Being one of the pioneering countries in embracing the Open Government Data (OGD) initiative with a robust and one of its kinds National Data Sharing and Accessibility Policy (NDSAP), some challenges India faces in its approach to align itself with international community and solutions are:

Problem – Lack of clarity in NDSAP itself. For instance, the policy currently requires government agencies to segregate datasets into high- and low-value, and upload as many as high-value datasets as possible. This is in addition to publishing at least five high-value datasets on data.gov.in within three months of the notification of the policy.

Solution – It is essential that the government decommissions the prioritization requirement. If, for legislative reasons, the government is unable to decommission the prioritization requirements, then the government agencies by applying analytics (such as Google Analytics) should make available datasets that receive at least 100 unsuccessful requests. The government on its part can monitor the same analytics and ensure deliverables from the agencies.
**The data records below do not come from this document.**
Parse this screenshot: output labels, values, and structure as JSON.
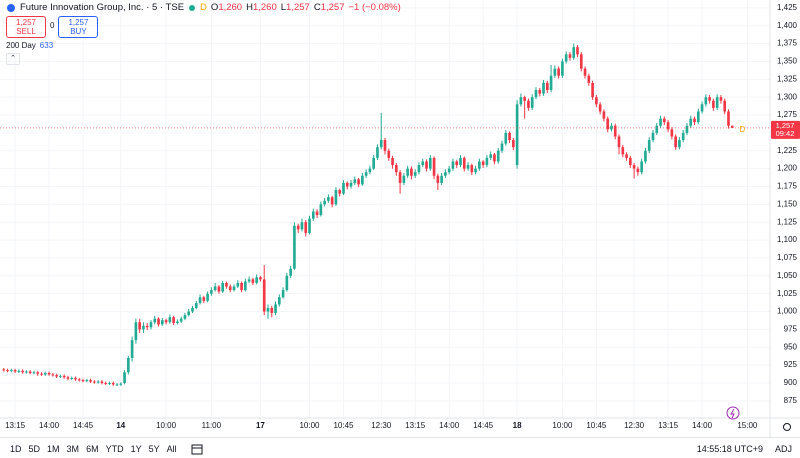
{
  "header": {
    "title": "Future Innovation Group, Inc. · 5 · TSE",
    "badge": "D",
    "open_key": "O",
    "open": "1,260",
    "high_key": "H",
    "high": "1,260",
    "low_key": "L",
    "low": "1,257",
    "close_key": "C",
    "close": "1,257",
    "change": "−1 (−0.08%)",
    "sell_price": "1,257",
    "sell": "SELL",
    "spread": "0",
    "buy_price": "1,257",
    "buy": "BUY",
    "ma_label": "200 Day",
    "ma_value": "633"
  },
  "price_label": {
    "price": "1,257",
    "countdown": "09:42",
    "marker": "D"
  },
  "toolbar": {
    "ranges": [
      "1D",
      "5D",
      "1M",
      "3M",
      "6M",
      "YTD",
      "1Y",
      "5Y",
      "All"
    ],
    "clock": "14:55:18 UTC+9",
    "adj": "ADJ"
  },
  "chart_data": {
    "type": "candlestick",
    "up_color": "#22ab94",
    "down_color": "#f23645",
    "grid": true,
    "xlim": [
      -1,
      203
    ],
    "ylim": [
      851,
      1436
    ],
    "yticks": [
      875,
      900,
      925,
      950,
      975,
      {
        "value": 1000,
        "label": "1,000"
      },
      {
        "value": 1025,
        "label": "1,025"
      },
      {
        "value": 1050,
        "label": "1,050"
      },
      {
        "value": 1075,
        "label": "1,075"
      },
      {
        "value": 1100,
        "label": "1,100"
      },
      {
        "value": 1125,
        "label": "1,125"
      },
      {
        "value": 1150,
        "label": "1,150"
      },
      {
        "value": 1175,
        "label": "1,175"
      },
      {
        "value": 1200,
        "label": "1,200"
      },
      {
        "value": 1225,
        "label": "1,225"
      },
      {
        "value": 1250,
        "label": "1,250"
      },
      {
        "value": 1275,
        "label": "1,275"
      },
      {
        "value": 1300,
        "label": "1,300"
      },
      {
        "value": 1325,
        "label": "1,325"
      },
      {
        "value": 1350,
        "label": "1,350"
      },
      {
        "value": 1375,
        "label": "1,375"
      },
      {
        "value": 1400,
        "label": "1,400"
      },
      {
        "value": 1425,
        "label": "1,425"
      }
    ],
    "xticks": [
      {
        "value": 3,
        "label": "13:15"
      },
      {
        "value": 12,
        "label": "14:00"
      },
      {
        "value": 21,
        "label": "14:45"
      },
      {
        "value": 31,
        "label": "14"
      },
      {
        "value": 43,
        "label": "10:00"
      },
      {
        "value": 55,
        "label": "11:00"
      },
      {
        "value": 68,
        "label": "17"
      },
      {
        "value": 81,
        "label": "10:00"
      },
      {
        "value": 90,
        "label": "10:45"
      },
      {
        "value": 100,
        "label": "12:30"
      },
      {
        "value": 109,
        "label": "13:15"
      },
      {
        "value": 118,
        "label": "14:00"
      },
      {
        "value": 127,
        "label": "14:45"
      },
      {
        "value": 136,
        "label": "18"
      },
      {
        "value": 148,
        "label": "10:00"
      },
      {
        "value": 157,
        "label": "10:45"
      },
      {
        "value": 167,
        "label": "12:30"
      },
      {
        "value": 176,
        "label": "13:15"
      },
      {
        "value": 185,
        "label": "14:00"
      },
      {
        "value": 197,
        "label": "15:00"
      }
    ],
    "candles": [
      [
        919,
        921,
        916,
        918
      ],
      [
        918,
        920,
        915,
        917
      ],
      [
        917,
        920,
        915,
        918
      ],
      [
        918,
        920,
        914,
        916
      ],
      [
        916,
        919,
        914,
        917
      ],
      [
        917,
        919,
        913,
        915
      ],
      [
        915,
        918,
        913,
        916
      ],
      [
        916,
        918,
        912,
        914
      ],
      [
        914,
        917,
        912,
        915
      ],
      [
        915,
        917,
        910,
        913
      ],
      [
        913,
        915,
        910,
        912
      ],
      [
        912,
        916,
        910,
        914
      ],
      [
        914,
        916,
        910,
        912
      ],
      [
        912,
        914,
        909,
        911
      ],
      [
        911,
        913,
        907,
        909
      ],
      [
        909,
        912,
        907,
        910
      ],
      [
        910,
        912,
        906,
        908
      ],
      [
        908,
        910,
        904,
        906
      ],
      [
        906,
        909,
        904,
        907
      ],
      [
        907,
        909,
        903,
        905
      ],
      [
        905,
        907,
        902,
        904
      ],
      [
        904,
        906,
        901,
        903
      ],
      [
        903,
        906,
        901,
        904
      ],
      [
        904,
        906,
        900,
        902
      ],
      [
        902,
        904,
        899,
        901
      ],
      [
        901,
        904,
        899,
        902
      ],
      [
        902,
        904,
        898,
        900
      ],
      [
        900,
        902,
        897,
        899
      ],
      [
        899,
        902,
        897,
        900
      ],
      [
        900,
        902,
        896,
        898
      ],
      [
        898,
        900,
        896,
        898
      ],
      [
        898,
        901,
        896,
        899
      ],
      [
        900,
        918,
        898,
        915
      ],
      [
        915,
        938,
        912,
        935
      ],
      [
        935,
        965,
        930,
        960
      ],
      [
        960,
        990,
        955,
        985
      ],
      [
        985,
        990,
        970,
        975
      ],
      [
        975,
        985,
        970,
        980
      ],
      [
        980,
        984,
        974,
        978
      ],
      [
        978,
        988,
        975,
        985
      ],
      [
        985,
        994,
        982,
        990
      ],
      [
        990,
        992,
        979,
        982
      ],
      [
        982,
        991,
        980,
        988
      ],
      [
        988,
        990,
        982,
        985
      ],
      [
        985,
        996,
        983,
        992
      ],
      [
        992,
        994,
        981,
        984
      ],
      [
        984,
        989,
        982,
        986
      ],
      [
        986,
        993,
        984,
        990
      ],
      [
        990,
        998,
        988,
        995
      ],
      [
        995,
        1004,
        993,
        1000
      ],
      [
        1000,
        1008,
        998,
        1005
      ],
      [
        1005,
        1015,
        1003,
        1012
      ],
      [
        1012,
        1024,
        1010,
        1020
      ],
      [
        1020,
        1022,
        1012,
        1015
      ],
      [
        1015,
        1028,
        1013,
        1025
      ],
      [
        1025,
        1034,
        1022,
        1030
      ],
      [
        1030,
        1040,
        1028,
        1035
      ],
      [
        1035,
        1037,
        1025,
        1028
      ],
      [
        1028,
        1043,
        1026,
        1040
      ],
      [
        1040,
        1042,
        1032,
        1035
      ],
      [
        1035,
        1038,
        1027,
        1030
      ],
      [
        1030,
        1038,
        1028,
        1035
      ],
      [
        1035,
        1044,
        1033,
        1040
      ],
      [
        1040,
        1042,
        1027,
        1030
      ],
      [
        1030,
        1046,
        1028,
        1042
      ],
      [
        1042,
        1049,
        1040,
        1045
      ],
      [
        1045,
        1047,
        1037,
        1040
      ],
      [
        1040,
        1052,
        1038,
        1048
      ],
      [
        1048,
        1050,
        1042,
        1045
      ],
      [
        1045,
        1065,
        995,
        1000
      ],
      [
        1000,
        1010,
        990,
        1005
      ],
      [
        1005,
        1008,
        992,
        998
      ],
      [
        998,
        1014,
        995,
        1010
      ],
      [
        1010,
        1024,
        1007,
        1020
      ],
      [
        1020,
        1034,
        1018,
        1030
      ],
      [
        1030,
        1054,
        1028,
        1050
      ],
      [
        1050,
        1064,
        1047,
        1060
      ],
      [
        1060,
        1125,
        1058,
        1120
      ],
      [
        1120,
        1123,
        1110,
        1115
      ],
      [
        1115,
        1130,
        1112,
        1125
      ],
      [
        1125,
        1128,
        1105,
        1110
      ],
      [
        1110,
        1134,
        1108,
        1130
      ],
      [
        1130,
        1144,
        1127,
        1140
      ],
      [
        1140,
        1143,
        1131,
        1135
      ],
      [
        1135,
        1154,
        1133,
        1150
      ],
      [
        1150,
        1159,
        1147,
        1155
      ],
      [
        1155,
        1164,
        1152,
        1160
      ],
      [
        1160,
        1162,
        1146,
        1150
      ],
      [
        1150,
        1174,
        1148,
        1170
      ],
      [
        1170,
        1172,
        1161,
        1165
      ],
      [
        1165,
        1184,
        1163,
        1180
      ],
      [
        1180,
        1182,
        1171,
        1175
      ],
      [
        1175,
        1184,
        1172,
        1180
      ],
      [
        1180,
        1189,
        1177,
        1185
      ],
      [
        1185,
        1187,
        1174,
        1178
      ],
      [
        1178,
        1194,
        1176,
        1190
      ],
      [
        1190,
        1199,
        1187,
        1195
      ],
      [
        1195,
        1204,
        1192,
        1200
      ],
      [
        1200,
        1219,
        1198,
        1215
      ],
      [
        1215,
        1234,
        1212,
        1230
      ],
      [
        1230,
        1278,
        1227,
        1240
      ],
      [
        1240,
        1243,
        1220,
        1225
      ],
      [
        1225,
        1228,
        1211,
        1215
      ],
      [
        1215,
        1218,
        1200,
        1205
      ],
      [
        1205,
        1208,
        1190,
        1195
      ],
      [
        1195,
        1198,
        1165,
        1180
      ],
      [
        1180,
        1194,
        1177,
        1190
      ],
      [
        1190,
        1204,
        1187,
        1200
      ],
      [
        1200,
        1203,
        1185,
        1190
      ],
      [
        1190,
        1199,
        1187,
        1195
      ],
      [
        1195,
        1209,
        1192,
        1205
      ],
      [
        1205,
        1214,
        1202,
        1210
      ],
      [
        1210,
        1213,
        1196,
        1200
      ],
      [
        1200,
        1219,
        1197,
        1215
      ],
      [
        1215,
        1217,
        1185,
        1190
      ],
      [
        1190,
        1193,
        1170,
        1180
      ],
      [
        1180,
        1194,
        1177,
        1190
      ],
      [
        1190,
        1199,
        1187,
        1195
      ],
      [
        1195,
        1204,
        1192,
        1200
      ],
      [
        1200,
        1214,
        1197,
        1210
      ],
      [
        1210,
        1212,
        1201,
        1205
      ],
      [
        1205,
        1219,
        1202,
        1215
      ],
      [
        1215,
        1217,
        1196,
        1200
      ],
      [
        1200,
        1209,
        1197,
        1205
      ],
      [
        1205,
        1207,
        1191,
        1195
      ],
      [
        1195,
        1204,
        1192,
        1200
      ],
      [
        1200,
        1214,
        1197,
        1210
      ],
      [
        1210,
        1212,
        1201,
        1205
      ],
      [
        1205,
        1219,
        1202,
        1215
      ],
      [
        1215,
        1224,
        1212,
        1220
      ],
      [
        1220,
        1222,
        1206,
        1210
      ],
      [
        1210,
        1229,
        1207,
        1225
      ],
      [
        1225,
        1239,
        1222,
        1235
      ],
      [
        1235,
        1254,
        1232,
        1250
      ],
      [
        1250,
        1252,
        1236,
        1240
      ],
      [
        1240,
        1243,
        1226,
        1230
      ],
      [
        1205,
        1296,
        1200,
        1290
      ],
      [
        1290,
        1305,
        1287,
        1300
      ],
      [
        1300,
        1302,
        1270,
        1295
      ],
      [
        1295,
        1298,
        1281,
        1285
      ],
      [
        1285,
        1304,
        1282,
        1300
      ],
      [
        1300,
        1314,
        1297,
        1310
      ],
      [
        1310,
        1313,
        1301,
        1305
      ],
      [
        1305,
        1324,
        1302,
        1320
      ],
      [
        1320,
        1323,
        1306,
        1310
      ],
      [
        1310,
        1345,
        1307,
        1330
      ],
      [
        1330,
        1344,
        1327,
        1340
      ],
      [
        1340,
        1343,
        1326,
        1330
      ],
      [
        1330,
        1354,
        1327,
        1350
      ],
      [
        1350,
        1364,
        1347,
        1360
      ],
      [
        1360,
        1363,
        1351,
        1355
      ],
      [
        1355,
        1375,
        1352,
        1370
      ],
      [
        1370,
        1373,
        1356,
        1360
      ],
      [
        1360,
        1363,
        1336,
        1340
      ],
      [
        1340,
        1343,
        1326,
        1330
      ],
      [
        1330,
        1333,
        1316,
        1320
      ],
      [
        1320,
        1323,
        1296,
        1300
      ],
      [
        1300,
        1303,
        1286,
        1290
      ],
      [
        1290,
        1293,
        1276,
        1280
      ],
      [
        1280,
        1283,
        1266,
        1270
      ],
      [
        1270,
        1273,
        1251,
        1255
      ],
      [
        1255,
        1264,
        1252,
        1260
      ],
      [
        1260,
        1263,
        1241,
        1245
      ],
      [
        1245,
        1248,
        1220,
        1230
      ],
      [
        1230,
        1233,
        1216,
        1220
      ],
      [
        1220,
        1223,
        1211,
        1215
      ],
      [
        1215,
        1218,
        1201,
        1205
      ],
      [
        1205,
        1208,
        1186,
        1200
      ],
      [
        1200,
        1203,
        1190,
        1195
      ],
      [
        1195,
        1214,
        1192,
        1210
      ],
      [
        1210,
        1229,
        1207,
        1225
      ],
      [
        1225,
        1244,
        1222,
        1240
      ],
      [
        1240,
        1254,
        1237,
        1250
      ],
      [
        1250,
        1264,
        1247,
        1260
      ],
      [
        1260,
        1274,
        1257,
        1270
      ],
      [
        1270,
        1273,
        1261,
        1265
      ],
      [
        1265,
        1268,
        1251,
        1255
      ],
      [
        1255,
        1258,
        1241,
        1245
      ],
      [
        1245,
        1248,
        1226,
        1230
      ],
      [
        1230,
        1244,
        1227,
        1240
      ],
      [
        1240,
        1254,
        1237,
        1250
      ],
      [
        1250,
        1264,
        1247,
        1260
      ],
      [
        1260,
        1274,
        1257,
        1270
      ],
      [
        1270,
        1273,
        1261,
        1265
      ],
      [
        1265,
        1284,
        1262,
        1280
      ],
      [
        1280,
        1294,
        1277,
        1290
      ],
      [
        1290,
        1304,
        1287,
        1300
      ],
      [
        1300,
        1303,
        1291,
        1295
      ],
      [
        1295,
        1298,
        1281,
        1285
      ],
      [
        1285,
        1304,
        1282,
        1300
      ],
      [
        1300,
        1303,
        1291,
        1295
      ],
      [
        1295,
        1298,
        1276,
        1280
      ],
      [
        1280,
        1283,
        1256,
        1260
      ],
      [
        1260,
        1260,
        1257,
        1257
      ]
    ]
  }
}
Problem – Inconsistency in the implementation of NDSAP. For instance, several uploaded datasets on data.gov.in are on performance indicators like the Gross Domestic Product (GDP) or the employment levels of the country, a state, a district, a sub-district, village or a town. Such data is available over time. However, these datasets operate in silos, and have no dimension to facilitate semantic interoperability.

Solution – One of the ways to achieve consistency could be to integrate the e-Governance standards laid down in the National e-Governance plans (NEGP) with NDSAP, and make it mandatory for agencies to comply with e-governance standards for uploading datasets on data.gov.in. Therefore, implementing Metadata and Data Standards (MDDS) would ensure that the government agencies implement practices that enable standardization of data and metadata such that the precise meaning of information is understood across government agencies, within a single government agency, and over time.

Problem – Inadequate interaction between the consumers (namely the data users such as researchers, analyst, application developers, amongst others) and suppliers (government agencies) of data. This is largely because data-suppliers are unaware of the economic benefits attached to opening government data and data users are either unaware of the existence of data.gov.in and or prefer to use the agencies web-portals because of ease of operations and familiarity.

Solution – Reinstate the capacities of government agencies by encouraging private participation (such as individual researchers, academic institutions, or data miners) in the entire process from data collection to data dissemination. This could be achieved by developing internship programmes, consultation roles or having a roster of private participants that could be brought in as and when the need arises. This would also help in developing a pool of resources for troubleshooting of queries posted on the platform, and have an accessible archive of resolved queries. In addition, this would reinforce the motivation of government agencies by cutting down on bureaucracy, and encouraging them to innovate.

Problem – Inadequate infrastructure and capacity constraints that data-suppliers face to implement the dissemination of OGD.

Solution – Building an independent data infrastructure agency within India’s OGD initiative such that it creates a balance between physical and intellectual capacity and enables centralization of dissemination activities. Such an independent agency would invest in computers that have updated, and multiple statistical packages, seamless internet connectivity, host of super computers for processing larger datasets, and an engineering team to troubleshoot computer problems to sustain a functioning data infrastructure. Such an agency could be established could be established centrally and locally to meet local government requirements.

To conclude, the Indian government should commit to improving and sustaining OGD initiative by taking into considerations the recommendations highlighted above. Further Identification and rectification of similar barriers can help India in internationalizing its commitment to open data.